WPSU

Saturday, January 29, 2011

Orange Blossom Special

Making a new friend
at Cape Canveral
We've been in Florida two months now. Yet we'd not yet been to a beach. It was time.


We arrived in New Smyrna Beach, Florida,  Friday noonish, and scored a rental car.  The bubbly rental car girl said, "One place you should visit is Cape Canaveral National Seashore. It's just like the desert in AFRICA!" 
Time machine: Us in 30 years
Well, not exactly. But it IS sunswept, and palm-studded, and sandy.  24 miles of white-sand beach.  24 miles of UNDEVELOPED beach. That's where we were headed


On the way we spotted red-winged blackbirds in a marsh, singing a rusty conk-a-ree!  In New York and Pennsylvania, you never hear that sound till late March, when spring is bustin' in.  

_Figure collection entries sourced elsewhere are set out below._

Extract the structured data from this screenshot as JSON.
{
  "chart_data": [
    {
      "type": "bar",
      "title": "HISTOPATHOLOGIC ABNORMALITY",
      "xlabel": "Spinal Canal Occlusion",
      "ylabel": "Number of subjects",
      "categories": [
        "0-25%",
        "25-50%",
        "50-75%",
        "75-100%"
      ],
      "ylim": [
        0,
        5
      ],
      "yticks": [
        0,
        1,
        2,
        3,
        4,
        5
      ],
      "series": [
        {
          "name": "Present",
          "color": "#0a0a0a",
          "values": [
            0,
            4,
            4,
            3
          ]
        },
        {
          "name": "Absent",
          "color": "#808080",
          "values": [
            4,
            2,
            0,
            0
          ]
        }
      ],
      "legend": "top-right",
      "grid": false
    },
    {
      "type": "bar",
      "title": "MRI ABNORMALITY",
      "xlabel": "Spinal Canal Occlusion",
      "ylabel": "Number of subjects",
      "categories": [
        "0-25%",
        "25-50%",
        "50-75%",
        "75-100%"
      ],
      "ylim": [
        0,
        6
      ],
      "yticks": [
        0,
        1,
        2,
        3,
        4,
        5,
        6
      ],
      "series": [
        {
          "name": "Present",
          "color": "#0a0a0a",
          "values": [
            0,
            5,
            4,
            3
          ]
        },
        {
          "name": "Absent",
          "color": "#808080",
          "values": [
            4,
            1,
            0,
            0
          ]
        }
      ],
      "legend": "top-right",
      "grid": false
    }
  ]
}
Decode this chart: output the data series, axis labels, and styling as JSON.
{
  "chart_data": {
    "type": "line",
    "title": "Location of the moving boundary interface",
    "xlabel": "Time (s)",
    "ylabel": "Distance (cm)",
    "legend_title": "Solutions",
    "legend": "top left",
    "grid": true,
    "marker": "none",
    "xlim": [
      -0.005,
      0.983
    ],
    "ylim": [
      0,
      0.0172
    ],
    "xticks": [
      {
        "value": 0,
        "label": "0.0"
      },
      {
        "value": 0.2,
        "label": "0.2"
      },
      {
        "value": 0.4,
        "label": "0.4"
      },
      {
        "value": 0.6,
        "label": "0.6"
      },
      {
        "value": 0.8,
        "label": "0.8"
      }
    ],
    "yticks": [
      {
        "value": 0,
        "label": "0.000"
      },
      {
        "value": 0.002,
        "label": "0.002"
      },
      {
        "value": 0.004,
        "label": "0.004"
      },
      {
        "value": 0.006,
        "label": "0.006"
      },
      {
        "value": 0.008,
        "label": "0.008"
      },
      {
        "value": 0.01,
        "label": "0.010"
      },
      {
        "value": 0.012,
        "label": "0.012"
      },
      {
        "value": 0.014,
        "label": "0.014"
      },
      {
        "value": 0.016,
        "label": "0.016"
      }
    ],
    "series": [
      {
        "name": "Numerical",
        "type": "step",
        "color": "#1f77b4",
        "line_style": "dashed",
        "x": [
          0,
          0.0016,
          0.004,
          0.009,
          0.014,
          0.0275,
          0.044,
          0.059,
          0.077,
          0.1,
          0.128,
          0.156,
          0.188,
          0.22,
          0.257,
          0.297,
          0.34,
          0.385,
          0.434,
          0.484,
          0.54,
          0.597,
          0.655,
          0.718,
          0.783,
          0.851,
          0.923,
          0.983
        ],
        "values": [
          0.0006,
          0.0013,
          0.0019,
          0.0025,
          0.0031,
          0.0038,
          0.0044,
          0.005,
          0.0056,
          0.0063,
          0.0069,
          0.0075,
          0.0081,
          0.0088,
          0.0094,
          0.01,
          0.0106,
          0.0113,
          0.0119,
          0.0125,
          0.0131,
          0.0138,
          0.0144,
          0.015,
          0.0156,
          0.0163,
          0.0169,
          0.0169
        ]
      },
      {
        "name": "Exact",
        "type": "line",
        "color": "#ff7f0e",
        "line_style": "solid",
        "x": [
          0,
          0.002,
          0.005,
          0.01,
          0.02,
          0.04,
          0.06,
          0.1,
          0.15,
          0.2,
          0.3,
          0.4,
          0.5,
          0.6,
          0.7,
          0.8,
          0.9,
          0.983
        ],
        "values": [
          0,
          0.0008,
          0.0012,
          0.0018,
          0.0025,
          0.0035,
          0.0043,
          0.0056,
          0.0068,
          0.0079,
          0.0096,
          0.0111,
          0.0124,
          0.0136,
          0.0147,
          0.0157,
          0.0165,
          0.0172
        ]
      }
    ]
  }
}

The sound brought back a vivid memory, of traveling to Costa Rica in winter, and seeing RWBBs in the marshes there.  


Sure, everyone knows--intellectually--that "Some birds fly south for the winter."  But the first time you actually SEE your old familiar summer friends, IN winter, ON their winter vacation, it gives you this funny feeling of revelation: "Hey, bird migration isn't a just-so story.  It's real!"


When you least expect it: wild orange
(Full disclosure: We consulted a grumpy ranger who told us, "In Florida you see blackbirds all winter."  So it's not like they're JUST getting here from the tropics.  Still, a red-winged blackbird sounds like spring to us.)  

Walking at dusk along a trail through an oak hammock, where live oak trees with trunks thick as barrels sent crooked branches sideways overhead to make a shady tunnel, we saw a little spot of light . . . something glowing, bright orange.  


It was, literally an orange. Citrus fruit, on a tree, in the middle of what we perceived to be wild forest.


Turns out, around the turn of the 20th century, the spot was a homestead, with prosperous citrus groves. After a big freeze, the settlement was abandoned. Forest grew back, yet a few orange trees survived. 


The story goes back farther than that.  Spanish explorers first brought the rootstock for orange trees here, in the 1600s.  These sour oranges were hardy and persisted. The later settlers grafted new shoots onto the roots of the original trees.  
The view at Castle Windy
And they're still quietly producing perfect oranges, in between the cabbage palms and the yaupon holly and the wild oaks dusted with resurrection fern.
A whole heap of oyster shells


Saturday we returned to the park, to hike a trail to a spot called Castle Windy. The "castle" is a heap of oyster shells big and tall as a house, at the edge of Mosquito Lagoon.  It's a "midden," or garbage heap, left by Timuacan Indians.  


Looking out over the clear, placid waters to the ospreys hunting over the mangrove islands, we couldn't think of a nicer place to sit and shuck and slurp oysters--though we felt sad for the aboriginals, having no Tabasco or horseradish.


Mmmm, mmmm, good!
The path to Castle Windy is a cool green tunnel through a forest of dwarf live oaks, stunted by the ocean breeze.  Along the way we spotted more wild oranges . . . . and heard a strange humming noise.


Looking up, we saw bare branches sprouting tiny, spiky flowerets, each no bigger than a fingernail.  And flying from flower to flower, the noisemakers: dozens of honeybees, diligently collecting nectar and pollen.  


Flowers and honeybees in January!  Must be spring.